Les textes trouvent leur origine dans le choix qu'en fit le comte Heinrich Posthumus [der Nachgeborene : né après la mort de son père] von Reuss, pour être gravés sur les parois externes de son cercueil (celui-ci a été extrait du caveau, ce qui a permis d'y retrouver les 21 inscriptions). A son décès, sur ses terres de Thuringe, à Gera, le 3 décembre 1635, sa veuve et ses fils confièrent à Schütz, maître de chapelle à Dresde (moins de 150 km) et ami personnel du défunt, de composer une musique destinée à ses obsèques, avant et après l'oraison funèbre, conformément au vœu du comte. C'est le 4 février 1636 qu'eut lieu la cérémonie, dont on a gardé trace (le sermon et les textes des chorals chantés par l'assemblée). Les paroles du Musikalische Exequien sont d'origine biblique ou liturgique (versets de chorals).

Trois parties, très différenciées et d'inégales longueurs.

I. Konzert in Form einer teutschen Begräbnis Missa (293 mesures)

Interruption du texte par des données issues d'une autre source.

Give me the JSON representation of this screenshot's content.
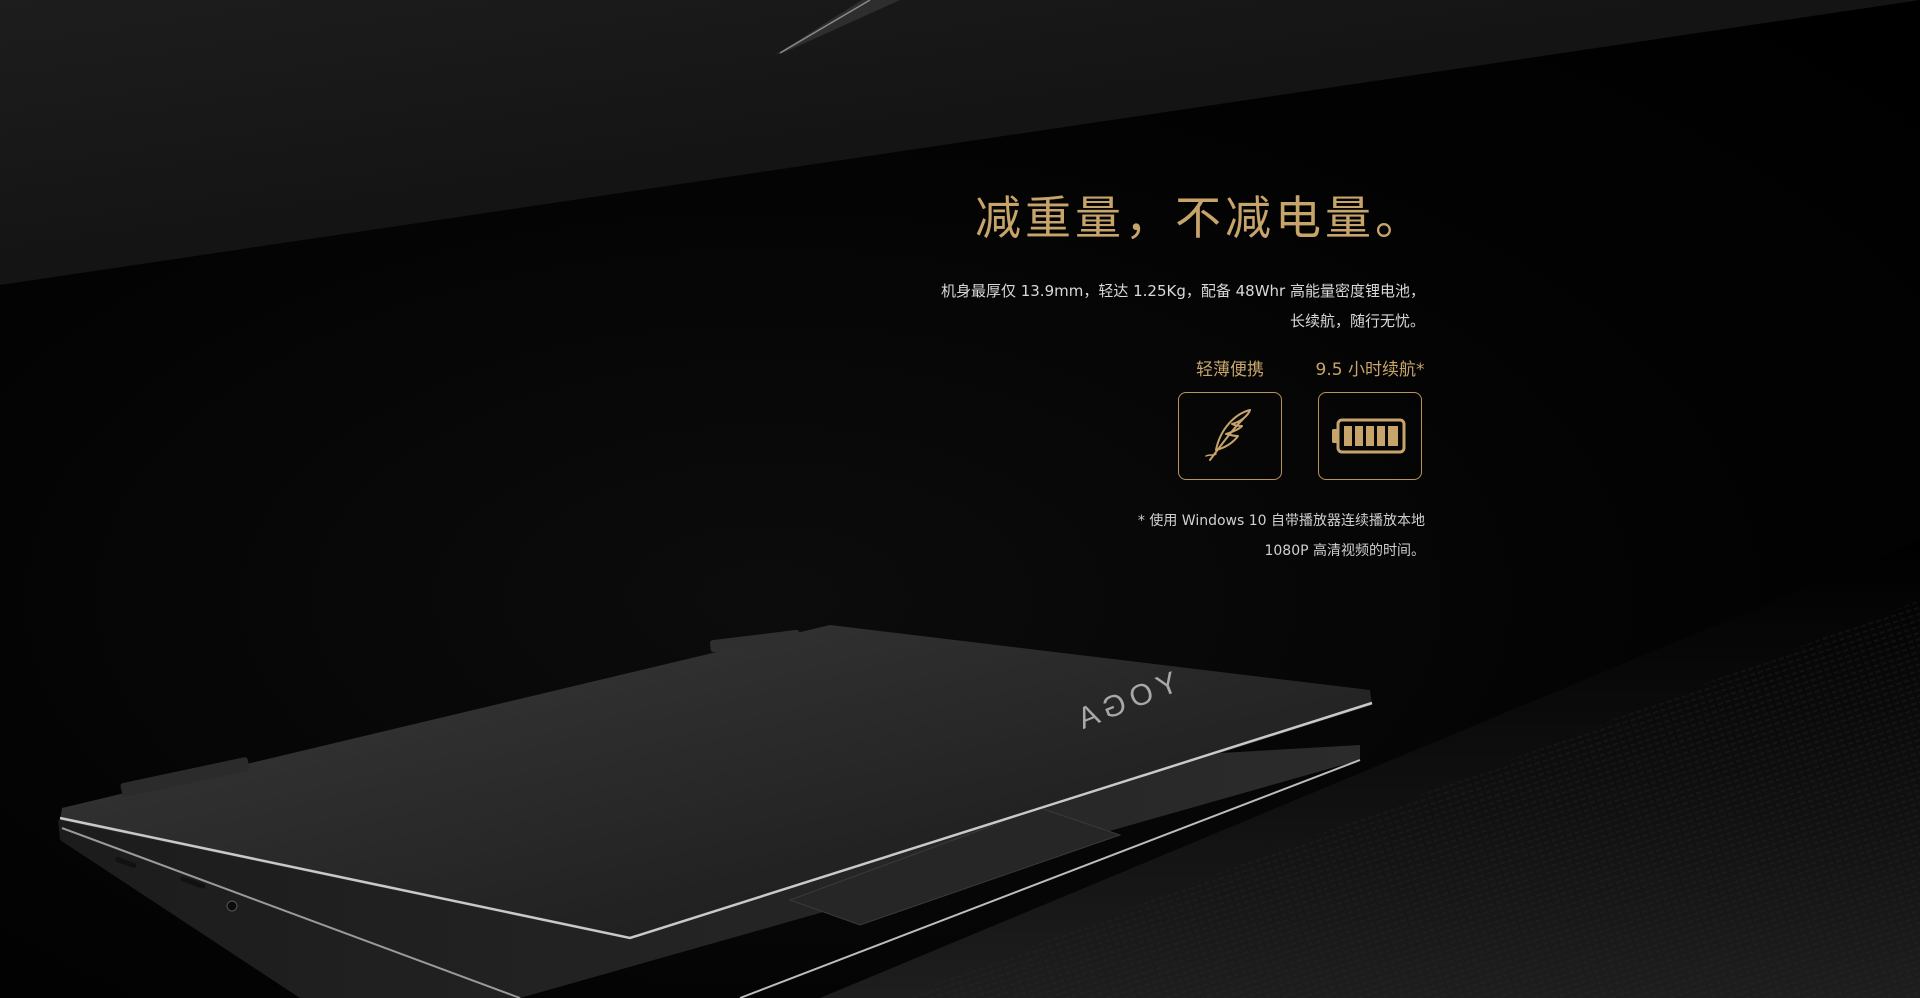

Le terme de « Missa » est justifié par l'ajout par Schütz des trois strophes d'un Kyrie trinitaire allemand, seule analogie avec la messe romaine. Un petit chœur de 2 à 6 solistes est opposé au chœur principal à 6 voix (Kapellchor).

2. Motet « Herr, wenn ich nur dich habe » (48 mesures)

Double choeur à 8 voix (technique vénitienne, à laquelle Schütz s'était initié auprès de Gabrieli). Formation privilégiée des Psalmen Davids.

3. Canticum B.Simeonis «Herr, nun lässest du deinem Diener in Friede fahren » (61 mesures)

Toujours deux chœurs dialogués, mais dans un tout autre esprit : le petit chœur de 3 solistes représente 2 séraphins et l'âme du mort (basse), et doit être placé ou dispersé en divers lieux de l'église.

[les références entre crochets sont relatives à l'édition Bärenreiter : page, suivie du n° de mesure ; celles relatives à l'édition Carus sont signalées entre deux / : page et n°.

I. in Form einer teutschen Begräbnis Missa

A. Intonatio [11-0]  /1-n° 1/ : directement issue du plain-chant (conservé dans la réforme luthérienne).

Soli [11-1] /1-n° 2/ : les 3 voix d'hommes, quasi homophones, poursuivent le verset de l'intonation et préparent l'entrée du chœur. Le rythme de der Herr hat's gegeben, chanté  ici 3 fois, se retrouve sur nach Himmel und Erden [55-20].

Capella [12-7] /1-n° 3/ : l'équivalent du 1er Kyrie. homophone, donc affirmation énergique.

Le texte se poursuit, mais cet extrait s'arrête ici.